Trata-se de uma situação em que uma criança ou adolescente é invadido em sua sexualidade e usado para gratificação sexual de um adulto ou mesmo de um adolescente mais velho. Pode incluir desde carícias, manipulação dos genitais, mama ou ânus, voyeurismo, exibicionismo ou até o ato sexual com ou sem penetração. Muitas vezes o agressor pode ser um membro da própria família ou pessoa com quem a criança convive, ou ainda alguém que frequenta o círculo familiar. O abuso sexual deturpa as relações sócio afetivas e  culturais entre adultos e crianças ou adolescentes ao transformá-las em relações genitalizadas, erotizadas, comerciais, violentas e criminosas.” (Ministério Público do Distrito Federal e Território)

O abusador sexual não é aquele “mostro” que a mídia coloca, e que os pais acreditam. Pelo contrário, normalmente são pessoas próximas e de confiança da criança. É uma pessoa que normalmente convive em harmonia com a sociedade.

Considerando que na maioria das vezes o abuso acontece no seio da própria família fica mais difícil a denuncia. Pois existe a vergonha em assumir perante a sociedade o acorrido. Pensando que essa criança está em total vulnerabilidade e muitas vezes sendo chantageada por alguém em quem confia, quando ela chega a comentar é ignorada ou desacreditada. Ou ainda julgada de que está inventando coisas para chamar atenção. Assim, aumentando ainda mais seu trauma pela falta de acolhimento.

– Pedófilo:

A psicóloga Maria Luiza Moura, que atua na área dos direitos humanos de crianças e adolescentes também nos alerta dessas diferenças. O pedófilo é considerado uma pessoa doente e que consta na Classificação Internacional de Doenças e Problemas Relacionados á Saúde (CID).  Esse apresenta transtorno de personalidade causado pela preferência sexual por crianças ou adolescentes. É uma perversão sexual que envolve fantasias sexuais. O corpo infantil é o objeto erótico desse desejo.

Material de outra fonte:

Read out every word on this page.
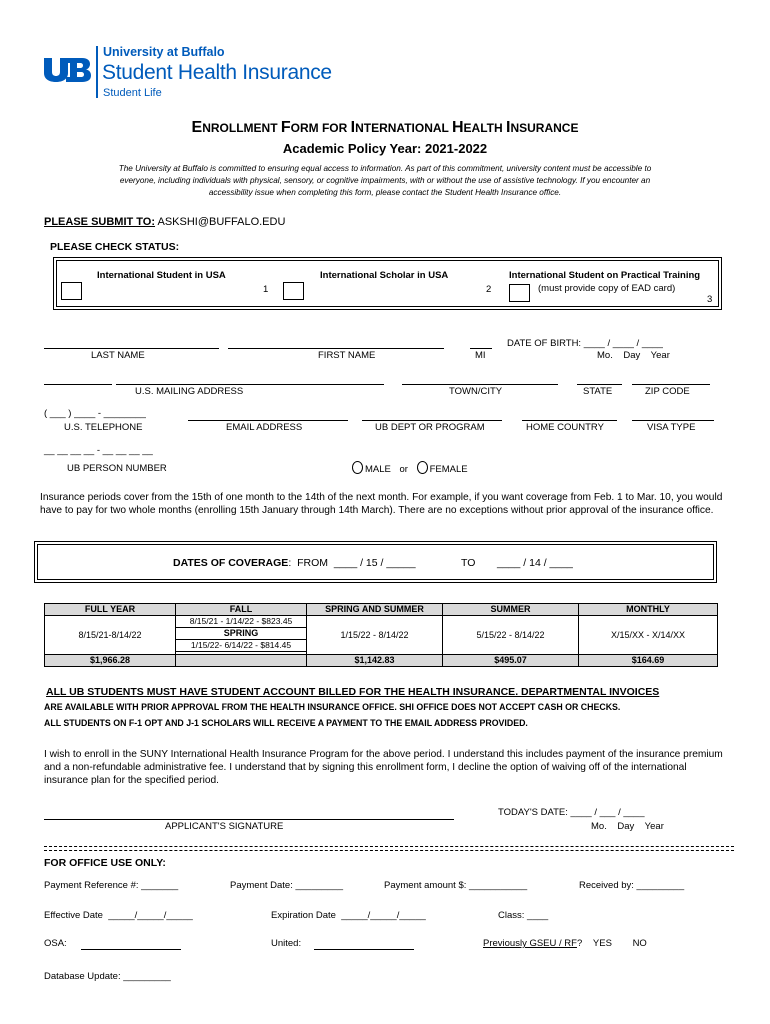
University at Buffalo
Student Health Insurance
Student Life
ENROLLMENT FORM FOR INTERNATIONAL HEALTH INSURANCE
Academic Policy Year: 2021-2022
The University at Buffalo is committed to ensuring equal access to information. As part of this commitment, university content must be accessible to everyone, including individuals with physical, sensory, or cognitive impairments, with or without the use of assistive technology. If you encounter an accessibility issue when completing this form, please contact the Student Health Insurance office.
PLEASE SUBMIT TO: ASKSHI@BUFFALO.EDU
PLEASE CHECK STATUS:
International Student in USA
1
International Scholar in USA
2
International Student on Practical Training
(must provide copy of EAD card)
3
LAST NAME	FIRST NAME	MI
DATE OF BIRTH: ____ / ____ / ____
Mo.    Day    Year
U.S. MAILING ADDRESS	TOWN/CITY	STATE	ZIP CODE
( ___ ) ____ - ________
U.S. TELEPHONE	EMAIL ADDRESS	UB DEPT OR PROGRAM	HOME COUNTRY	VISA TYPE
__ __ __ __ - __ __ __ __
UB PERSON NUMBER	MALE or FEMALE
Insurance periods cover from the 15th of one month to the 14th of the next month. For example, if you want coverage from Feb. 1 to Mar. 10, you would have to pay for two whole months (enrolling 15th January through 14th March). There are no exceptions without prior approval of the insurance office.
DATES OF COVERAGE:  FROM  ____ / 15 / _____	TO ____ / 14 / ____
FULL YEAR	FALL	SPRING AND SUMMER	SUMMER	MONTHLY
8/15/21-8/14/22	8/15/21 - 1/14/22 - $823.45	1/15/22 - 8/14/22	5/15/22 - 8/14/22	X/15/XX - X/14/XX
	SPRING			
	1/15/22- 6/14/22 - $814.45			

$1,966.28		$1,142.83	$495.07	$164.69
ALL UB STUDENTS MUST HAVE STUDENT ACCOUNT BILLED FOR THE HEALTH INSURANCE. DEPARTMENTAL INVOICES
ARE AVAILABLE WITH PRIOR APPROVAL FROM THE HEALTH INSURANCE OFFICE. SHI OFFICE DOES NOT ACCEPT CASH OR CHECKS.
ALL STUDENTS ON F-1 OPT AND J-1 SCHOLARS WILL RECEIVE A PAYMENT TO THE EMAIL ADDRESS PROVIDED.
I wish to enroll in the SUNY International Health Insurance Program for the above period. I understand this includes payment of the insurance premium and a non-refundable administrative fee. I understand that by signing this enrollment form, I decline the option of waiving off of the international insurance plan for the specified period.
APPLICANT'S SIGNATURE
TODAY'S DATE: ____ / ___ / ____
Mo.    Day    Year
FOR OFFICE USE ONLY:
Payment Reference #: _______	Payment Date: _________	Payment amount $: ___________	Received by: _________
Effective Date  _____/_____/_____	Expiration Date  _____/_____/_____	Class: ____
OSA:	United:	Previously GSEU / RF? YES NO
Database Update: _________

O pedófilo, por possuir uma sexualidade imatura e infantil, busca nas crianças sua parceira, por serem mais vulneráveis e por haver  uma identificação já que temem um relacionamento afetivo sexual com adultos. Mesmo assim, não quer dizer que todo pedófilo seja um abusador sexual, ou que todo abusador sexual seja um pedófilo.

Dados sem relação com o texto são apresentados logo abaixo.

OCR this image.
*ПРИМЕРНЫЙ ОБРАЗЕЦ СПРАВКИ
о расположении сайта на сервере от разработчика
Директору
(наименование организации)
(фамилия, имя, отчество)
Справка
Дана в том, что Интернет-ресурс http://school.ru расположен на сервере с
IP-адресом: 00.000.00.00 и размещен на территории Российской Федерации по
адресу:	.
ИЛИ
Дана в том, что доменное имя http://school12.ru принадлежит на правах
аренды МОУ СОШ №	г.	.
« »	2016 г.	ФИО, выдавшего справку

Tanto a pedofilia como o abuso sexual estão presentes na calada do nosso cotidiano.

De acordo com a BBC Brasil, em 2016, o sistema de saúde registrou 22,9 mil atendimentos a vítimas de estupro no Brasil. Em mais de 13 mil deles – 57% dos casos – as vítimas tinham entre 0 e 14 anos. Dessas, cerca de 6 mil vítimas tinham menos de 9 anos. As estatísticas são do SINAM (Sistema de Informações do Ministério da Saúde).   Esse registra casos de atendimento de diferentes ocorrências médicas desde 2011.

De acordo com a UNIFEC: 

” todas as crianças e todos os adolescentes têm o direito de ser protegidos contra qualquer tipo de violência, seja aquela que acontece no ambiente familiar, na comunidade, em consequência de conflitos armados ou de violência urbana. Todas as formas de violência vivenciadas por meninas e meninos, independentemente da natureza ou gravidade do ato, são prejudiciais. Além da dor e do sofrimento que causa, a violência mina o senso de autoestima das crianças e dos adolescentes. Muitos estudos demostram uma alta probabilidade de que meninas e meninos vítimas de violência ou expostas a ela utilizem violência para solucionar disputas e conflitos quando forem adultos.

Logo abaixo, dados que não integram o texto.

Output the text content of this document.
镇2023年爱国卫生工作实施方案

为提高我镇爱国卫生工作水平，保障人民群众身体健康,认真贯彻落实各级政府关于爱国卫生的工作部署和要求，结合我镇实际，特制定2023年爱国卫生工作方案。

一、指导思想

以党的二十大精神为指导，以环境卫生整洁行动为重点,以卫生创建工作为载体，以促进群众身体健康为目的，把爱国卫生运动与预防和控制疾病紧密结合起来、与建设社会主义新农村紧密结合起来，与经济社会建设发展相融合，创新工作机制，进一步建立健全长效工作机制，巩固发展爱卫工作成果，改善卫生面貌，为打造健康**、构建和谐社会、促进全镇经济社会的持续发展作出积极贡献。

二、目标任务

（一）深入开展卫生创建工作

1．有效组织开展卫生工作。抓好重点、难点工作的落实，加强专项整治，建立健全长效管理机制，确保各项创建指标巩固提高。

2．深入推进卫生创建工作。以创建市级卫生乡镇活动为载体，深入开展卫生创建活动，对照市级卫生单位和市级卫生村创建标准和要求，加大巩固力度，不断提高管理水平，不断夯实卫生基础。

Como podemos ajudar nossa sociedade nesse processo tão delicado e de fundamental importância?  A consciência, educação, escuta ativa e o amor fazem a diferença para a formação de nossos filhos. Somos todos responsáveis, por isso, você também pode e deve se engajar nessa causa.

Conheça esses projetos:

 O Proteja Brasil é um aplicativo gratuito. Ele permite toda pessoa se engajar na proteção de crianças e adolescentes, fazendo denuncias. Essas são encaminhadas diretamente para o Disque 100, serviço de atendimento do Governo Federal.

123 Alô:É um serviço que permite que a criança e adolescente seja ouvido quando quiser dizer o que sente e o que pensa. Solidão e falta de ter com quem conversar são hoje os principais problemas relatados nesses atendimentos.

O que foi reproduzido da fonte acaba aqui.